In PBMCs of the total population we found the correlation of the expression of ALPK1 with the BMI. In our patients the expression of the gene was not different from the controls that have a lower percentage of obesity and overweight, however the controls do have a positive correlation of BMI with the expression of ALPK1 (p <0.05 n = 22). This could be due to the larger differences in BMI between controls than between patients, since 56.6% were in normal weight as opposed to 23.5% of patients. There are few studies on the relationship of ALPK1 with obesity. A study in transgenic murines reported that testosterone could negatively regulate ALPK1 by decreasing the production of IL1-β and TNF-α. Kuo et al., Proposed ALPK1 as a negative regulator of SLC22A12 in kidney, they measured in ALPK1-deficient transgenic mice the expression of SLC22A12 in kidney, which was higher than in wild types, while testosterone levels decreased in blood and testicles (16). In our work we did not find a negative or positive correlation between ALPK1 and SLC22A12 in the blood, however it does not mean that it is not found in the kidney or intestine.

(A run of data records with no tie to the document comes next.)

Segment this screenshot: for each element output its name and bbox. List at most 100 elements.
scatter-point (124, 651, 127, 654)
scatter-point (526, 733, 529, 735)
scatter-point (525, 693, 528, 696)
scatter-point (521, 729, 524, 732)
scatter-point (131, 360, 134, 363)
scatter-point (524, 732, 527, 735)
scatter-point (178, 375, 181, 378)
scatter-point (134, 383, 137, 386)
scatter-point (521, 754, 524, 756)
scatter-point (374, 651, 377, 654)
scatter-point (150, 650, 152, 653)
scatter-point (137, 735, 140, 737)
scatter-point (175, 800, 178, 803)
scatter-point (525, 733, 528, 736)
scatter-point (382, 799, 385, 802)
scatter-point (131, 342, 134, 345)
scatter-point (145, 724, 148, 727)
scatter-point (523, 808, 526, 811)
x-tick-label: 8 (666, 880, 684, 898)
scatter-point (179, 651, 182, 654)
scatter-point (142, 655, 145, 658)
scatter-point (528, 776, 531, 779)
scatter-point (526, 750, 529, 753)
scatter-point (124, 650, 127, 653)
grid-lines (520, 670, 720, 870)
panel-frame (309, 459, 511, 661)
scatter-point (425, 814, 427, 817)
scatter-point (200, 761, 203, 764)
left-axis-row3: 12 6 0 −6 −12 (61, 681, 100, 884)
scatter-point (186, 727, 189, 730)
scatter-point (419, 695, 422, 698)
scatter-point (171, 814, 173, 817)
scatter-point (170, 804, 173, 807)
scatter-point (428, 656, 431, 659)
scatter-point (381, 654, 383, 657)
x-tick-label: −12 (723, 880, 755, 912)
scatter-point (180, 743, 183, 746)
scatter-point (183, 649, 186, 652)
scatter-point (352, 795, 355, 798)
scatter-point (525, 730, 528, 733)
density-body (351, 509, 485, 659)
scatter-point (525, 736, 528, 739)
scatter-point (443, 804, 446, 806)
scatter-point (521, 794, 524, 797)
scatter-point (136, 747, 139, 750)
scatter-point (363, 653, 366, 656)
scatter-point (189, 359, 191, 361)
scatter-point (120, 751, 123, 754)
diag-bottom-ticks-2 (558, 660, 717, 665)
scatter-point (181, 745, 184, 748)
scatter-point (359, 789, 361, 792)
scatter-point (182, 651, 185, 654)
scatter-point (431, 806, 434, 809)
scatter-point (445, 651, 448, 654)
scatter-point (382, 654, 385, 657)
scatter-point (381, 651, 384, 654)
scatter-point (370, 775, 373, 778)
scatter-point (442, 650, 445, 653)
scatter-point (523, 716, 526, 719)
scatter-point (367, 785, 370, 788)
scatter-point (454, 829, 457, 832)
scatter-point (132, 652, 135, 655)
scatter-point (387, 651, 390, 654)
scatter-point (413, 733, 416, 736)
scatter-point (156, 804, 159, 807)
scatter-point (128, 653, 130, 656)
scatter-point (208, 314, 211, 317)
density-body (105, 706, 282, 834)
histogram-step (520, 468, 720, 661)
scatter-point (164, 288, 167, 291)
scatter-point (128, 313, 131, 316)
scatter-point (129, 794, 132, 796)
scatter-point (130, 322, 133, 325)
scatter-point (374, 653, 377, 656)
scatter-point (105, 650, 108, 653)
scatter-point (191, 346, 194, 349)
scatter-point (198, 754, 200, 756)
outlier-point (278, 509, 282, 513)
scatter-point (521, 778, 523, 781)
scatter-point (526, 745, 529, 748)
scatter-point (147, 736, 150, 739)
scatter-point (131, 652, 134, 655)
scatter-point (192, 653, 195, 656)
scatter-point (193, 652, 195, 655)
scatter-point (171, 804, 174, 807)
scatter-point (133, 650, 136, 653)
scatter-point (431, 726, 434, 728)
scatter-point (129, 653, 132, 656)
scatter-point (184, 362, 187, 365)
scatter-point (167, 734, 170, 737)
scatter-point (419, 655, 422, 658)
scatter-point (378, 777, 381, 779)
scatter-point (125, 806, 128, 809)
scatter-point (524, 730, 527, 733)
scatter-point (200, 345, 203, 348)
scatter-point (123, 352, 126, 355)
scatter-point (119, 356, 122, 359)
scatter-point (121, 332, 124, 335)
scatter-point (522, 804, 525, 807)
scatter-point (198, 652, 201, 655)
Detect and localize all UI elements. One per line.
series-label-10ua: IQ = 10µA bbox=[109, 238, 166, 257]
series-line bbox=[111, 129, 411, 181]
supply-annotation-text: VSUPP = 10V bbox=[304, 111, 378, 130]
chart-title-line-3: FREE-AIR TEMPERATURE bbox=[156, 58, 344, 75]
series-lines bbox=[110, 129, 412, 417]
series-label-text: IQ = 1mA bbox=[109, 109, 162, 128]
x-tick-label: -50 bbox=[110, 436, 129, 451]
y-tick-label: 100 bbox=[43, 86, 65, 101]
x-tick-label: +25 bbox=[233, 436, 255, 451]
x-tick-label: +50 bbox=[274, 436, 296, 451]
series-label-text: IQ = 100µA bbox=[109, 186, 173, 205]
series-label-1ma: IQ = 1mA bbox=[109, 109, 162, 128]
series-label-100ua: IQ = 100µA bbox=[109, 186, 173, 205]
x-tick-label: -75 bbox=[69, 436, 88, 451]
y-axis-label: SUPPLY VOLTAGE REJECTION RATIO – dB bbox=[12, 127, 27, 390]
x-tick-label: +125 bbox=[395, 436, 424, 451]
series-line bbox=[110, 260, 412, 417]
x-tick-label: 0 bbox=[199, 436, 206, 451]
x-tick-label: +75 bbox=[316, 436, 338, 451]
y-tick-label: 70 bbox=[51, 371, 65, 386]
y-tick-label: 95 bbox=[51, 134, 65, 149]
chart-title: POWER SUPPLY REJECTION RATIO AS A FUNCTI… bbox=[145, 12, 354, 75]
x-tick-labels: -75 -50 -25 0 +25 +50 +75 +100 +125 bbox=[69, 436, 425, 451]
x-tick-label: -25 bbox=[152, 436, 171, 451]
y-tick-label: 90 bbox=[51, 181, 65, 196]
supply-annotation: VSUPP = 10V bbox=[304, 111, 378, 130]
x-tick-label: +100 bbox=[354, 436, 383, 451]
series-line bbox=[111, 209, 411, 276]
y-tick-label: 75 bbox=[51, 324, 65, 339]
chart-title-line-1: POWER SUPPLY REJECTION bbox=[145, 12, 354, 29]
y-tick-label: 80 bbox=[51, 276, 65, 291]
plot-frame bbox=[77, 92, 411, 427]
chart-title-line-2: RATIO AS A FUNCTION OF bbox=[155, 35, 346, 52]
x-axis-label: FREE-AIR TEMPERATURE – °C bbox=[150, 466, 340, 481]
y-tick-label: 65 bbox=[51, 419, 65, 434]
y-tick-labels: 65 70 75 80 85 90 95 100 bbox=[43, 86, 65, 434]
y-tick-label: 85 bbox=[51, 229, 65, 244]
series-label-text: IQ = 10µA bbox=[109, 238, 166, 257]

In PMNLs of patients we found a correlation of ALPK1 with CRP and although there are no significant differences in CRP with controls, the average CRP in patients was high (5.98 ± 4.6 mg / L), however, this increase could indicate a pro-inflammatory state in some patients which together with the presence of hyperuricemia favors the recruitment of neutrophils and a new attack of gout. Correlation of ALPK1 gene expression with sUA could support this idea, while the correlation with serum creatinine levels could support the presence of pro-inflammatory factors (54). The increased expression of ALPK1 and SLC22A12 in the blood of patients with gout could be associated with their altered metabolic status, which favors a long-term chronic condition with recurrent acute episodes if hyperuricemia and comorbidities are maintained (55). A genomic study analyzed the epistasis of ALPK1 with the loci of GLUT9, ALPK1, SLC22A12 and ABCG2, finding a positive prediction value (PPV≥81%) to measure the risk of gout (OR≥12.30) using variants of these genes in different populations. with gout, so this gene seems to continue to be linked to gout, although its importance in its progression is not evident (56).